From awkward-squad to senior composer
Martin Cullingford
Monday, October 18, 2010
Ten years ago, a weekend devoted to Helmut Lachenmann’s music at the Southbank would have been unthinkable. Lachenmann was deemed a bovver-boy composer – one of the awkward-squad whose music had a tendency to pose unpalatable questions that the classical mainstream wished would go away; a composer best left to the Huddersfield Contemporary Music Festival, or to an already devoted New Music audience at one of London’s smaller venues.
So what’s changed? Certainly the Southbank has done nothing to sweeten the Lachenmann pill. The opening concert (Saturday October 23rd) features Lachenmann’s breakthrough quartet Gran Torso (1972) and the more recent Grido (2001) played by the Arditti Quartet; then, after an onstage interview, there’s a selection of chamber pieces performed by Clio Gould, Sarah Leonard, Olivier Coates, Rolf Hind and Lachenmann himself. On Sunday October 24: Lachenmann’s omnivorous orchestral Schreiben (2003) and Ausklang (1984-85) for piano and orchestra, played by Hind and the London Sinfonietta under Brad Lubman.

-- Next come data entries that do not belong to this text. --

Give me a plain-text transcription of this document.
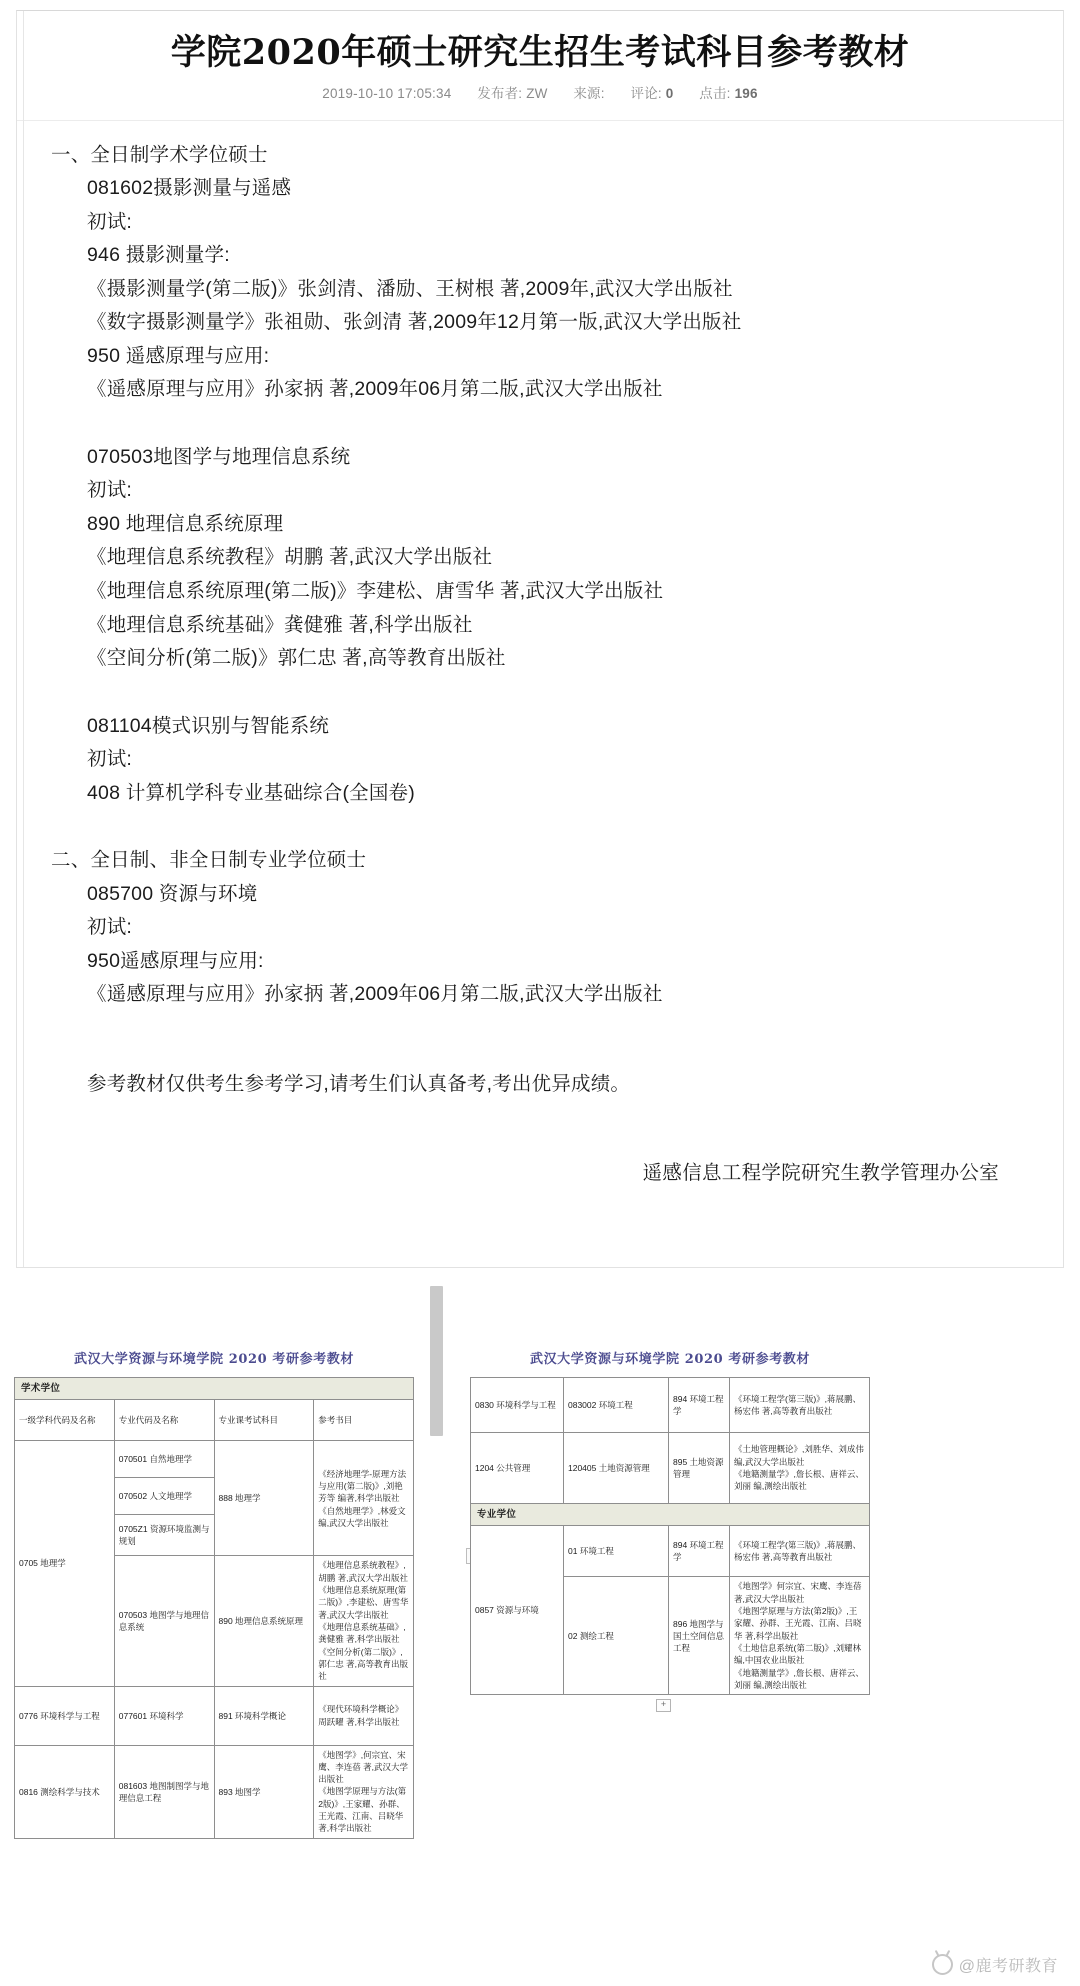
学院2020年硕士研究生招生考试科目参考教材
2019-10-10 17:05:34 发布者: ZW 来源: 评论: 0 点击: 196
一、全日制学术学位硕士
081602摄影测量与遥感
初试:
946 摄影测量学:
《摄影测量学(第二版)》张剑清、潘励、王树根 著,2009年,武汉大学出版社
《数字摄影测量学》张祖勋、张剑清 著,2009年12月第一版,武汉大学出版社
950 遥感原理与应用:
《遥感原理与应用》孙家抦 著,2009年06月第二版,武汉大学出版社
070503地图学与地理信息系统
初试:
890 地理信息系统原理
《地理信息系统教程》胡鹏 著,武汉大学出版社
《地理信息系统原理(第二版)》李建松、唐雪华 著,武汉大学出版社
《地理信息系统基础》龚健雅 著,科学出版社
《空间分析(第二版)》郭仁忠 著,高等教育出版社
081104模式识别与智能系统
初试:
408 计算机学科专业基础综合(全国卷)
二、全日制、非全日制专业学位硕士
085700 资源与环境
初试:
950遥感原理与应用:
《遥感原理与应用》孙家抦 著,2009年06月第二版,武汉大学出版社
参考教材仅供考生参考学习,请考生们认真备考,考出优异成绩。
遥感信息工程学院研究生教学管理办公室
武汉大学资源与环境学院 2020 考研参考教材
学术学位			
一级学科代码及名称	专业代码及名称	专业课考试科目	参考书目
0705 地理学	070501 自然地理学	888 地理学	《经济地理学-原理方法与应用(第二版)》,刘艳芳等 编著,科学出版社
《自然地理学》,林爱文 编,武汉大学出版社

	070502 人文地理学		
	0705Z1 资源环境监测与规划		
	070503 地图学与地理信息系统	890 地理信息系统原理	《地理信息系统教程》,胡鹏 著,武汉大学出版社
《地理信息系统原理(第二版)》,李建松、唐雪华 著,武汉大学出版社
《地理信息系统基础》,龚健雅 著,科学出版社
《空间分析(第二版)》,郭仁忠 著,高等教育出版社

0776 环境科学与工程	077601 环境科学	891 环境科学概论	《现代环境科学概论》周跃曜 著,科学出版社

0816 测绘科学与技术	081603 地图制图学与地理信息工程	893 地图学	《地图学》,何宗宜、宋鹰、李连蓓 著,武汉大学出版社
《地图学原理与方法(第2版)》,王家耀、孙群、王光霞、江南、吕晓华 著,科学出版社
武汉大学资源与环境学院 2020 考研参考教材
0830 环境科学与工程	083002 环境工程	894 环境工程学	《环境工程学(第三版)》,蒋展鹏、杨宏伟 著,高等教育出版社

1204 公共管理	120405 土地资源管理	895 土地资源管理	《土地管理概论》,刘胜华、刘成伟 编,武汉大学出版社
《地籍测量学》,詹长根、唐祥云、刘丽 编,测绘出版社

专业学位			
0857 资源与环境	01 环境工程	894 环境工程学	《环境工程学(第三版)》,蒋展鹏、杨宏伟 著,高等教育出版社

	02 测绘工程	896 地图学与国土空间信息工程	《地图学》何宗宜、宋鹰、李连蓓 著,武汉大学出版社
《地图学原理与方法(第2版)》,王家耀、孙群、王光霞、江南、吕晓华 著,科学出版社
《土地信息系统(第二版)》,刘耀林 编,中国农业出版社
《地籍测量学》,詹长根、唐祥云、刘丽 编,测绘出版社
+
@鹿考研教育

In one sense nothing much has changed. Lachenmann’s upending of lazy expressive affectation, and determination to make audiences think "whither music" by querying the borders of music and noise has remained his constant preoccupation. String players no longer bow and pizzicato, plain and simple – Lachenmann requires them to play along a spectrum of sounds, some pitched, others not, with different parts of the bow and fingers, and with plectrums. Continuing this relentless quest for primary sound-sources, brass and woodwind players blow on, against and into reeds and mouthpieces while Lachenmann’s rethought musical notation instructs them when to rattle and shake instrument keys and valves.
And why? Because he believes that bringing music spluttering back to life involves reverse-engineering conventional technique, breaking down musical protocol, cutting the umbilical chord as a way of giving birth to new sounds, of each piece feeding off the past as a newborn autonomous being – because, as Lachenmann points out, the most traditional thing about tradition is its radicalism.
But the world has changed around Lachenmann. In June, the London Symphony Orchestra performed an orchestral redux of Grido, alongside a performance of Brahms’ First Piano Concerto played by his friend Maurizio Pollini, and Lachenmann has reached an age – 75 in November – where he’s talked up as "Germany’s senior composer". Any recording you want, including two of his mid-90s opera Das Mädchen mit den Schwefelhölzern, is but a click away.
And the Southbank has been commendably conscientious in building an audience for music that uses the apparatus of "classical music", while issuing probing questions about its practises; this Lachenmann weekend follows recent festivals built around Karlheinz Stockhausen, Edgard Varèse and Luigi Nono, music that hooks in audiences from the parallel universes of experimental rock, electronics and improvisation. But will Lachemann appeal to the same audience who come to MacMillan and Turnage? My honest view is that there’s only minimal overlap. After all, you’d never catch one of them threatening to bring the whole house tumbling down by asking: “My music might not be music, but what is it? That’s the crucial question: what is music today?”